Sunday, January 3, 2016

VALUES

Robert M. Pirsig, Zen and the Art of Motorcycle Maintenance: An Inquiry into Values (Twenty-Fifth Anniversary Edition), with a new introduction by the author (New York: William Morrow, 1974, 1999) ("Quality, value, creates the subjects and objects of the world. The facts do not exist until value has created them. If your values are rigid you can't really learn new facts.Id. at 310. "The real University is not a material object. It is not a group of buildings that can be defended by police. [W]hen a college lost its accreditation, nobody came and shut down the school. There were no legal penalties no fines, no jail sentences. Classes did not stop. Everything went on just as before. Students got the same education they would if the school didn't lose its accreditation.
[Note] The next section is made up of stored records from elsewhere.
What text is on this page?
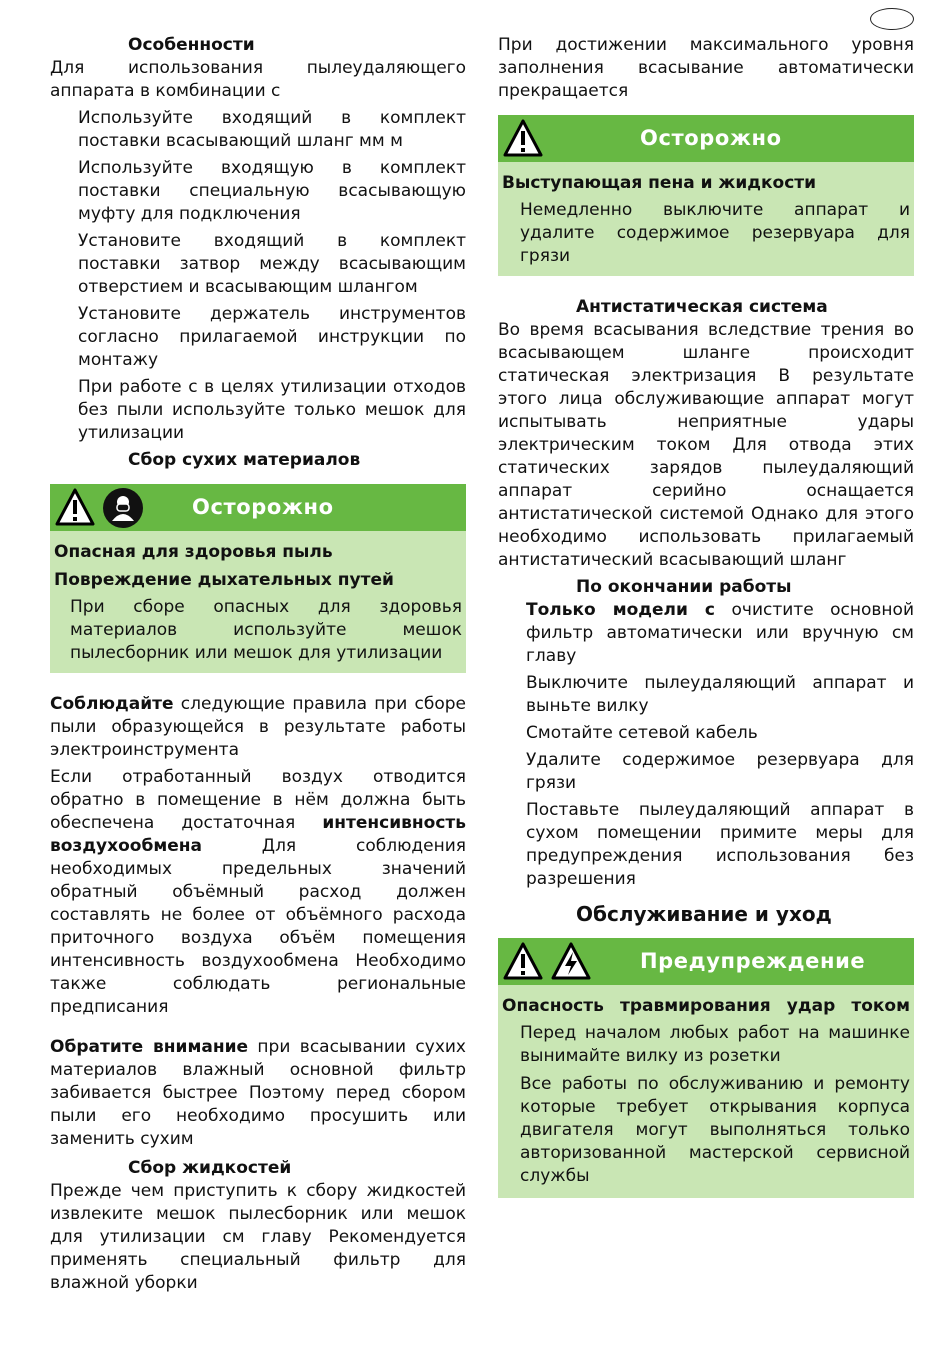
Особенности

Для использования пылеудаляющего аппарата в комбинации с

Используйте входящий в комплект поставки всасывающий шланг мм м

Используйте входящую в комплект поставки специальную всасывающую муфту для подключения

Установите входящий в комплект поставки затвор между всасывающим отверстием и всасывающим шлангом

Установите держатель инструментов согласно прилагаемой инструкции по монтажу

При работе с в целях утилизации отходов без пыли используйте только мешок для утилизации

Сбор сухих материалов

Осторожно

Опасная для здоровья пыль

Повреждение дыхательных путей

При сборе опасных для здоровья материалов используйте мешок пылесборник или мешок для утилизации

Соблюдайте следующие правила при сборе пыли образующейся в результате работы электроинструмента

Если отработанный воздух отводится обратно в помещение в нём должна быть обеспечена достаточная интенсивность воздухообмена Для соблюдения необходимых предельных значений обратный объёмный расход должен составлять не более от объёмного расхода приточного воздуха объём помещения интенсивность воздухообмена Необходимо также соблюдать региональные предписания

Обратите внимание при всасывании сухих материалов влажный основной фильтр забивается быстрее Поэтому перед сбором пыли его необходимо просушить или заменить сухим

Сбор жидкостей

Прежде чем приступить к сбору жидкостей извлеките мешок пылесборник или мешок для утилизации см главу Рекомендуется применять специальный фильтр для влажной уборки

При достижении максимального уровня заполнения всасывание автоматически прекращается

Осторожно

Выступающая пена и жидкости

Немедленно выключите аппарат и удалите содержимое резервуара для грязи

Антистатическая система

Во время всасывания вследствие трения во всасывающем шланге происходит статическая электризация В результате этого лица обслуживающие аппарат могут испытывать неприятные удары электрическим током Для отвода этих статических зарядов пылеудаляющий аппарат серийно оснащается антистатической системой Однако для этого необходимо использовать прилагаемый антистатический всасывающий шланг

По окончании работы

Только модели с очистите основной фильтр автоматически или вручную см главу

Выключите пылеудаляющий аппарат и выньте вилку

Смотайте сетевой кабель

Удалите содержимое резервуара для грязи

Поставьте пылеудаляющий аппарат в сухом помещении примите меры для предупреждения использования без разрешения

Обслуживание и уход

Предупреждение

Опасность травмирования удар током

Перед началом любых работ на машинке вынимайте вилку из розетки

Все работы по обслуживанию и ремонту которые требует открывания корпуса двигателя могут выполняться только авторизованной мастерской сервисной службы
All that would happen . . . would simply be an official recognition of a condition that already existed. . . . What would happen is that the real University, which no legislature can dictate to and which can never be identified by any location of bricks or boards or glass, would simply declare that this place was no longer 'holy ground.' The real University would vanish from it, and all that would be left was the bricks and the books and the material manifestations." Id. at 149. "The real University . . . has no specific location, it owns no property, pays no salaries and receives no material dues. The real University is a state of mind. It is that great heritage of rational thought that has been brought down to us through the centuries and which does not exist at any specific location. It's a state of mind which is regenerated throughout the centuries by a body of people who traditionally carry the title of professor, but even that title is not part of the real University. The real University is nothing less than the continuing body of reason itself." Id. at 150. "[Robert Maynard] Hutchins had rejected the idea that an empirical scientific education could automatically produce a 'good' education. Science is 'value free.' The inability of science to grasp Quality, as an object of enquiry, makes it impossible for science to provide a scale of values." Id. at 342-343. Note: Pirsig is not a fan of Hutchins & Adler's project, The Great Books of the Western World, or at least not Aristotle, as a good source for "Quality," or values. I am, however.).

Robert M. Pirsig, Lila: An Inquiry into Morals (New York: Bantam Press, 1991).